Yet another flipping question? - Posted by d.newton

Posted by Redline on January 26, 1999 at 12:05:31:

If you assign the contract(what we’ve been talking about) and do NOT do a simultaneous close you will call your investor and say “I have a house at 123 Main Street for $x. Check it out and let me know”. You should give him your price and be pretty firm. Moving all over on the price makes it seem like you haven’t thought it through and don’t know your numbers. If you’ve done your homework and figured out what the rehab will cost, along with carrying, his profit, etc … you should be within a few dollars either way of what he’d consider worth it.

So, yes … he agrees to the price and you hand him the contract he’s going to see what you agreed to pay and he’ll know how much you made. Should be OK if he thinks he’s getting a decent deal also.

On a simultaneous close, you go to close … buy from the seller, go to another room and sell to the new buyer (using two different purchase/sale contracts mind you). This way the new buyer has no idea what you paid for the property and how much you’re making on it.


Yet another flipping question? - Posted by d.newton

Posted by d.newton on January 25, 1999 at 17:49:13:

I am a still a little confused. Let me get this straight, first i find some good rehab investors and get some good contracts together. Then i find the property with some good equity and a motivated seller. I then put a purchase contract on the house and if seller agrees with contract. I then contact one of my investors to look at the property. If they are interested i assign the contract to them and i am done with the deal or do i go to closing and buy the property and then assign it? If i do just assign it before closing what do you tell the seller? Wouldn’t they be a little skeptical about the whole deal?
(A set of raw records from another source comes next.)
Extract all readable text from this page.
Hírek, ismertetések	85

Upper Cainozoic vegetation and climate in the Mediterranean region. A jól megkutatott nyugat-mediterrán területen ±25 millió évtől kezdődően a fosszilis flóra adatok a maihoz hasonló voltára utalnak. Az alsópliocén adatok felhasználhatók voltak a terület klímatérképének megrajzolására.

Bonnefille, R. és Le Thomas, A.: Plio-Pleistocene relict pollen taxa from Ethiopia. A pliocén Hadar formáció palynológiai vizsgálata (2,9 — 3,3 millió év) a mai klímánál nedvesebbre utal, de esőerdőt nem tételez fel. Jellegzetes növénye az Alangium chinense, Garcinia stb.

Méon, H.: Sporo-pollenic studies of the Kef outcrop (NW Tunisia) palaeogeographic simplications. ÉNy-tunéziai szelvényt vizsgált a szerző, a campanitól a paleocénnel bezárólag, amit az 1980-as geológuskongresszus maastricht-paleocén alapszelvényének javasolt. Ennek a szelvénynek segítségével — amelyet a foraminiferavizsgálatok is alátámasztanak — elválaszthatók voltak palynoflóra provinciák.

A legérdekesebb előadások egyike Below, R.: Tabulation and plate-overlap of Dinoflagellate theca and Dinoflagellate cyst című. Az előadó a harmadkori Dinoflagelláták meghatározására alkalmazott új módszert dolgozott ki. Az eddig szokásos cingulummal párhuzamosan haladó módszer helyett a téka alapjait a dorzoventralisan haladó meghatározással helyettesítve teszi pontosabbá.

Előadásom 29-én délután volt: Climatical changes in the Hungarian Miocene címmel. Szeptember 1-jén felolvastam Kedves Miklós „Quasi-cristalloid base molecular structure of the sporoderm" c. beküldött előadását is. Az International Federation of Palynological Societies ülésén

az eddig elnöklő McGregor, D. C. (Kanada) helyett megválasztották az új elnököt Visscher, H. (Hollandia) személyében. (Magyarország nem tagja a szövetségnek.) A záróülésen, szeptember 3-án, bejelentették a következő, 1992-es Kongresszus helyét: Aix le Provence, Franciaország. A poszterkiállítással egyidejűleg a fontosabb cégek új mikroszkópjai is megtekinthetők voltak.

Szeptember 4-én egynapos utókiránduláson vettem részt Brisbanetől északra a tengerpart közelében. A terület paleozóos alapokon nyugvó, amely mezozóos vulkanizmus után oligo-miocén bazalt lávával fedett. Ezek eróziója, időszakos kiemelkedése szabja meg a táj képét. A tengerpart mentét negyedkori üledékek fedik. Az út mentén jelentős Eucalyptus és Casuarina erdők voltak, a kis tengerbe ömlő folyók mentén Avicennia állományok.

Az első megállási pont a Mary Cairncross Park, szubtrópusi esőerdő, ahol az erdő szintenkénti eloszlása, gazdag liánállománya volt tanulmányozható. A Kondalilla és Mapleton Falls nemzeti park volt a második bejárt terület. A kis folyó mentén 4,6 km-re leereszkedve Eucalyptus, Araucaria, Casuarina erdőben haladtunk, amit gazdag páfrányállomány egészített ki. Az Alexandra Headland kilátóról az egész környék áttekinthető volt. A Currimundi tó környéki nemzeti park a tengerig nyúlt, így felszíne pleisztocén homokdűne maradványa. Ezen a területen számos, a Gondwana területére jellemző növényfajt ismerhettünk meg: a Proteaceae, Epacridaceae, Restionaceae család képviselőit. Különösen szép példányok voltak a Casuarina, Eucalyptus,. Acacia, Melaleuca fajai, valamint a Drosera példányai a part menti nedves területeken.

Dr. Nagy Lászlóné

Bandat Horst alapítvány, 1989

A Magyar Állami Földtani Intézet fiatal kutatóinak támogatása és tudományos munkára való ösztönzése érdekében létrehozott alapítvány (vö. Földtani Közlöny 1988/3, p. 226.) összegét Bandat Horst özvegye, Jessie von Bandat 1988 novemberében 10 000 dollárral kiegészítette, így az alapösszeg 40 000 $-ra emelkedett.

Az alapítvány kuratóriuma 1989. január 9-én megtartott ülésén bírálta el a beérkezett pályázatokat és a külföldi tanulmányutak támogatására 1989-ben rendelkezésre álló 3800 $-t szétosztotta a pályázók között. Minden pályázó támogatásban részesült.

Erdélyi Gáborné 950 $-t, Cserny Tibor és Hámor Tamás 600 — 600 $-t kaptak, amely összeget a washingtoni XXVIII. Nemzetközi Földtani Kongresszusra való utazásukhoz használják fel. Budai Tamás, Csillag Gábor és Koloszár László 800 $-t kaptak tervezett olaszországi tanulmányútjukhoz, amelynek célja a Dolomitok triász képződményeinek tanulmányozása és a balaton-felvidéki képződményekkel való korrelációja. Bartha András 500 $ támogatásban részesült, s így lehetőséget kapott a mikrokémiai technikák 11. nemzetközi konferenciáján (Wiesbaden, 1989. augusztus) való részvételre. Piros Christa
Re: Yet another flipping question? - Posted by AJ - Oklahoma

Posted by AJ - Oklahoma on January 25, 1999 at 18:01:05:

I have the same questions. I’ve found some investors here but none are familiar with flipping. They either buy and rent-out or buy, fix and sell.
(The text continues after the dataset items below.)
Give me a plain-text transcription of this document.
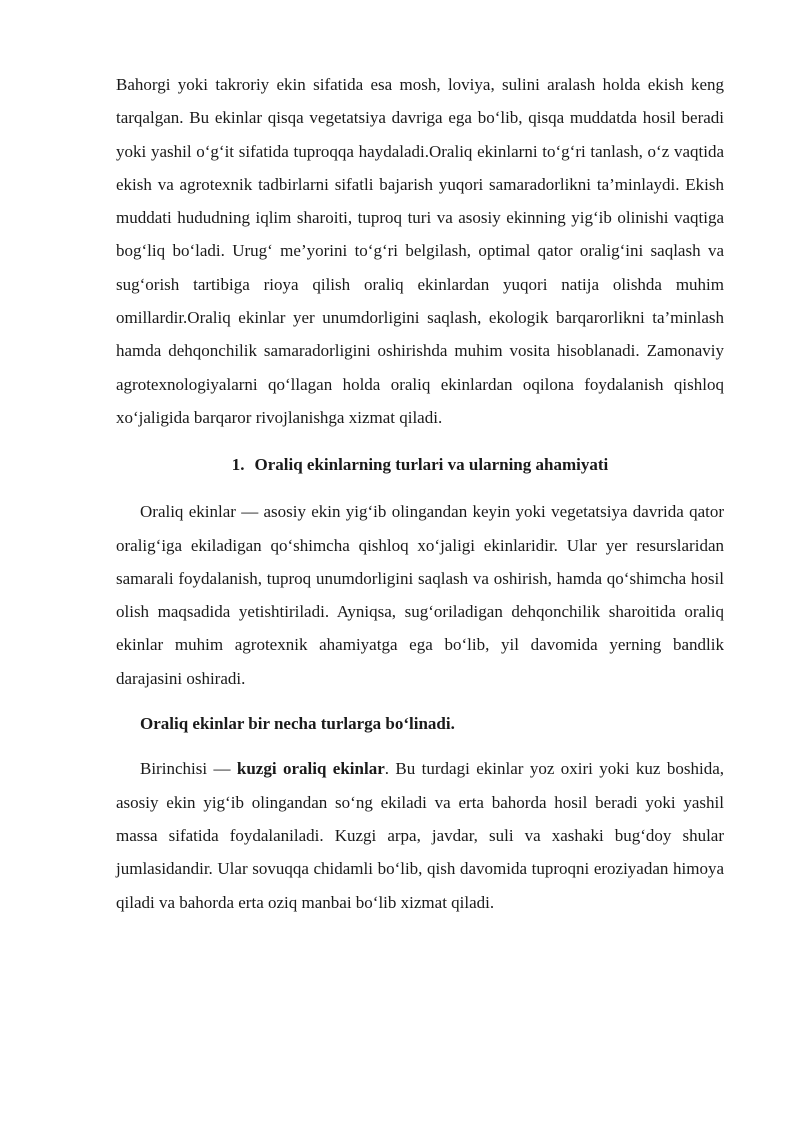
Bahorgi yoki takroriy ekin sifatida esa mosh, loviya, sulini aralash holda ekish keng tarqalgan. Bu ekinlar qisqa vegetatsiya davriga ega bo‘lib, qisqa muddatda hosil beradi yoki yashil o‘g‘it sifatida tuproqqa haydaladi.Oraliq ekinlarni to‘g‘ri tanlash, o‘z vaqtida ekish va agrotexnik tadbirlarni sifatli bajarish yuqori samaradorlikni ta’minlaydi. Ekish muddati hududning iqlim sharoiti, tuproq turi va asosiy ekinning yig‘ib olinishi vaqtiga bog‘liq bo‘ladi. Urug‘ me’yorini to‘g‘ri belgilash, optimal qator oralig‘ini saqlash va sug‘orish tartibiga rioya qilish oraliq ekinlardan yuqori natija olishda muhim omillardir.Oraliq ekinlar yer unumdorligini saqlash, ekologik barqarorlikni ta’minlash hamda dehqonchilik samaradorligini oshirishda muhim vosita hisoblanadi. Zamonaviy agrotexnologiyalarni qo‘llagan holda oraliq ekinlardan oqilona foydalanish qishloq xo‘jaligida barqaror rivojlanishga xizmat qiladi.

1. Oraliq ekinlarning turlari va ularning ahamiyati

Oraliq ekinlar — asosiy ekin yig‘ib olingandan keyin yoki vegetatsiya davrida qator oralig‘iga ekiladigan qo‘shimcha qishloq xo‘jaligi ekinlaridir. Ular yer resurslaridan samarali foydalanish, tuproq unumdorligini saqlash va oshirish, hamda qo‘shimcha hosil olish maqsadida yetishtiriladi. Ayniqsa, sug‘oriladigan dehqonchilik sharoitida oraliq ekinlar muhim agrotexnik ahamiyatga ega bo‘lib, yil davomida yerning bandlik darajasini oshiradi.

Oraliq ekinlar bir necha turlarga bo‘linadi.

Birinchisi — kuzgi oraliq ekinlar. Bu turdagi ekinlar yoz oxiri yoki kuz boshida, asosiy ekin yig‘ib olingandan so‘ng ekiladi va erta bahorda hosil beradi yoki yashil massa sifatida foydalaniladi. Kuzgi arpa, javdar, suli va xashaki bug‘doy shular jumlasidandir. Ular sovuqqa chidamli bo‘lib, qish davomida tuproqni eroziyadan himoya qiladi va bahorda erta oziq manbai bo‘lib xizmat qiladi.
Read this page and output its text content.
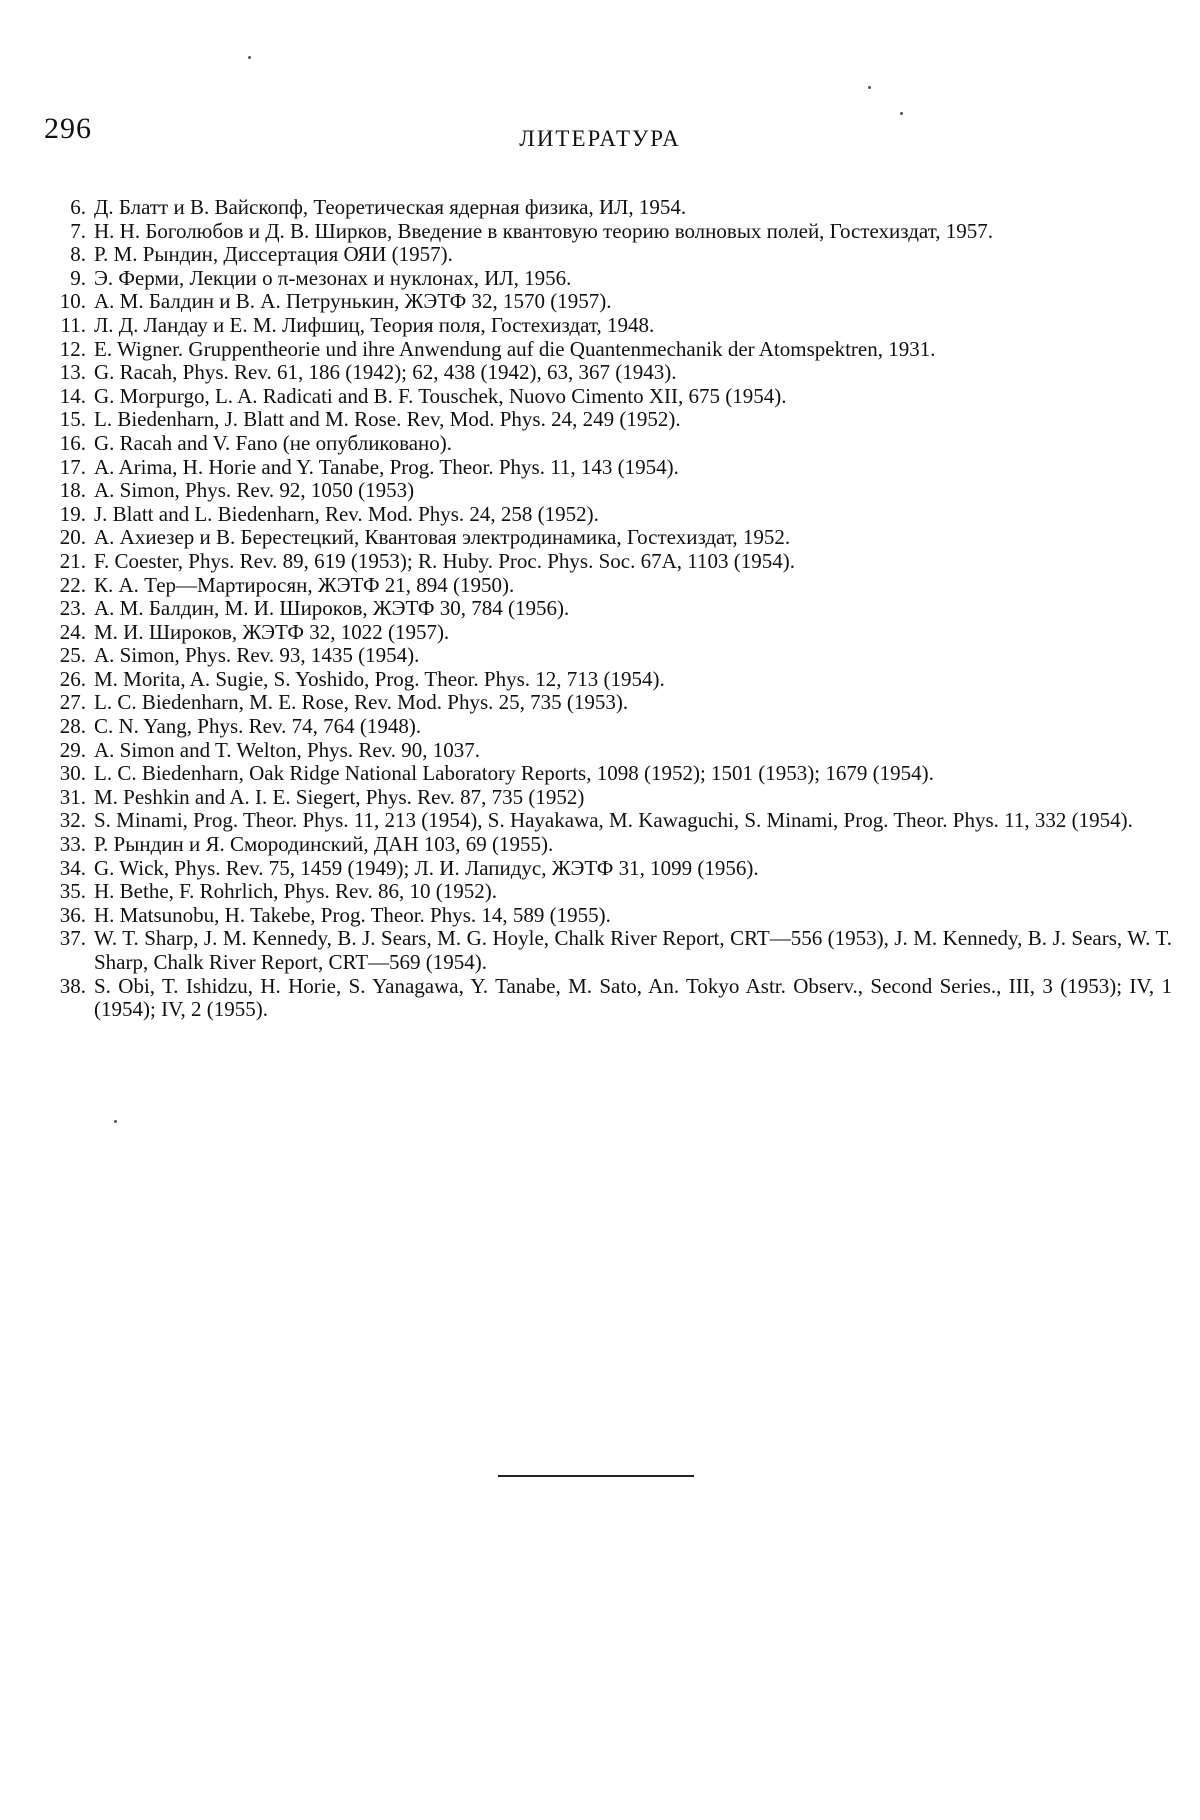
296	ЛИТЕРАТУРА
6. Д. Блатт и В. Вайскопф, Теоретическая ядерная физика, ИЛ, 1954.
7. Н. Н. Боголюбов и Д. В. Ширков, Введение в квантовую теорию волновых полей, Гостехиздат, 1957.
8. Р. М. Рындин, Диссертация ОЯИ (1957).
9. Э. Ферми, Лекции о π-мезонах и нуклонах, ИЛ, 1956.
10. А. М. Балдин и В. А. Петрунькин, ЖЭТФ 32, 1570 (1957).
11. Л. Д. Ландау и Е. М. Лифшиц, Теория поля, Гостехиздат, 1948.
12. E. Wigner. Gruppentheorie und ihre Anwendung auf die Quantenmechanik der Atomspektren, 1931.
13. G. Racah, Phys. Rev. 61, 186 (1942); 62, 438 (1942), 63, 367 (1943).
14. G. Morpurgo, L. A. Radicati and B. F. Touschek, Nuovo Cimento XII, 675 (1954).
15. L. Biedenharn, J. Blatt and M. Rose. Rev, Mod. Phys. 24, 249 (1952).
16. G. Racah and V. Fano (не опубликовано).
17. A. Arima, H. Horie and Y. Tanabe, Prog. Theor. Phys. 11, 143 (1954).
18. A. Simon, Phys. Rev. 92, 1050 (1953)
19. J. Blatt and L. Biedenharn, Rev. Mod. Phys. 24, 258 (1952).
20. А. Ахиезер и В. Берестецкий, Квантовая электродинамика, Гостехиздат, 1952.
21. F. Coester, Phys. Rev. 89, 619 (1953); R. Huby. Proc. Phys. Soc. 67A, 1103 (1954).
22. К. А. Тер—Мартиросян, ЖЭТФ 21, 894 (1950).
23. А. М. Балдин, М. И. Широков, ЖЭТФ 30, 784 (1956).
24. М. И. Широков, ЖЭТФ 32, 1022 (1957).
25. A. Simon, Phys. Rev. 93, 1435 (1954).
26. M. Morita, A. Sugie, S. Yoshido, Prog. Theor. Phys. 12, 713 (1954).
27. L. C. Biedenharn, M. E. Rose, Rev. Mod. Phys. 25, 735 (1953).
28. C. N. Yang, Phys. Rev. 74, 764 (1948).
29. A. Simon and T. Welton, Phys. Rev. 90, 1037.
30. L. C. Biedenharn, Oak Ridge National Laboratory Reports, 1098 (1952); 1501 (1953); 1679 (1954).
31. M. Peshkin and A. I. E. Siegert, Phys. Rev. 87, 735 (1952)
32. S. Minami, Prog. Theor. Phys. 11, 213 (1954), S. Hayakawa, M. Kawaguchi, S. Minami, Prog. Theor. Phys. 11, 332 (1954).
33. Р. Рындин и Я. Смородинский, ДАН 103, 69 (1955).
34. G. Wick, Phys. Rev. 75, 1459 (1949); Л. И. Лапидус, ЖЭТФ 31, 1099 (1956).
35. H. Bethe, F. Rohrlich, Phys. Rev. 86, 10 (1952).
36. H. Matsunobu, H. Takebe, Prog. Theor. Phys. 14, 589 (1955).
37. W. T. Sharp, J. M. Kennedy, B. J. Sears, M. G. Hoyle, Chalk River Report, CRT—556 (1953), J. M. Kennedy, B. J. Sears, W. T. Sharp, Chalk River Report, CRT—569 (1954).
38. S. Obi, T. Ishidzu, H. Horie, S. Yanagawa, Y. Tanabe, M. Sato, An. Tokyo Astr. Observ., Second Series., III, 3 (1953); IV, 1 (1954); IV, 2 (1955).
Re: Yet another flipping question? - Posted by Bud Branstetter

Posted by Bud Branstetter on January 25, 1999 at 21:24:25:

Those that buy fix and sell are usually the ones to want to find out their buying criteria. Why- because they do more deals. The buy and hold for rent rarely is liquid often enough to do you much good. If you have down a number of deals with an investor(the above guy) he will probably be willing to give you money for the contract. If it is the first time he will probably not until title insurance can be obtained(3 days to 2 weeks). Most of these flips are REO, preforclosure or some other property that needs work. Once in a while you will find a deal on a decent property because you were first, could react quickly while being a real smooth talker. The sellers are MOTIVATED and don’t care as long as you get them the cash when promised.

Escrow is the answer - PLUS Another Question - Posted by John (KS)
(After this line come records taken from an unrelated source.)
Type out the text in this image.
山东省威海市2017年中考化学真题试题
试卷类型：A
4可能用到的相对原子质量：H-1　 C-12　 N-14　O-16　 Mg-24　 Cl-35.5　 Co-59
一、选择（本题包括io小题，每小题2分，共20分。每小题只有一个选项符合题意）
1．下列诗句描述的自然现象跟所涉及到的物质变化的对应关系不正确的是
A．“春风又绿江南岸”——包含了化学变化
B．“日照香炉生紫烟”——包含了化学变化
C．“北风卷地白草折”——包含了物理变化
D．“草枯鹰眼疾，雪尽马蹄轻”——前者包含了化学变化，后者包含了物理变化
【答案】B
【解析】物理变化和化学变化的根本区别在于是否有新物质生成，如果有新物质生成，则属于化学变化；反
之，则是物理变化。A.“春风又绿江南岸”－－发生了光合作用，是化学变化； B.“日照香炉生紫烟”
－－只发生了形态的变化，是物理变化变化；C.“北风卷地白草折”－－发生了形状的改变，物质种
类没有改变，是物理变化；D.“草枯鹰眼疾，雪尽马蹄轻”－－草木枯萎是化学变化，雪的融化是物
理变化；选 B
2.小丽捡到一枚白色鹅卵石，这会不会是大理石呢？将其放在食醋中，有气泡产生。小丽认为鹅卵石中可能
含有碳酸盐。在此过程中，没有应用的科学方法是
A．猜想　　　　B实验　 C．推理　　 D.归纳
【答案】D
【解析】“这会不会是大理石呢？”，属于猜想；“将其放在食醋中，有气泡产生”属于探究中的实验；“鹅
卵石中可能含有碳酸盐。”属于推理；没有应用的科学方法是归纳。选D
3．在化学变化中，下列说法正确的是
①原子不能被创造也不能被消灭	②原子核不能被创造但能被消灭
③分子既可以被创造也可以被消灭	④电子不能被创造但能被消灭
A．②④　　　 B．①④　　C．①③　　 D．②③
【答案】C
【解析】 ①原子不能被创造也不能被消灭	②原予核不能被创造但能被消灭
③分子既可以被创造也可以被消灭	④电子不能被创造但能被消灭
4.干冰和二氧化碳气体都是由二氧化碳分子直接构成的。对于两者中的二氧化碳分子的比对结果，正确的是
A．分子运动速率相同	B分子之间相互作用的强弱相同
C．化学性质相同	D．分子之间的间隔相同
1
Posted by John (KS) on January 26, 1999 at 10:37:41:

On Bud’s title insurance remark, I believe you could work it so that you didn’t have to do a double closing by having the flip money put into escrow until the closing. This protects the investor in case there is a problem with the title and he doesn’t close and it protects you because if he does close you get your money.

A question for Bud, when a flip occurs should I tell the investor that I want $10K for it when I only paid $3K for it. He will know how much I am making, and I don’t want him to feel like I am robbing him. Or should I ask him how much he wants to pay for it, then if he offers me $10K, I think I would still feel like I was robbing him. I think the way around this is a double closing, but this seems like a headache. What are investors thoughts on this?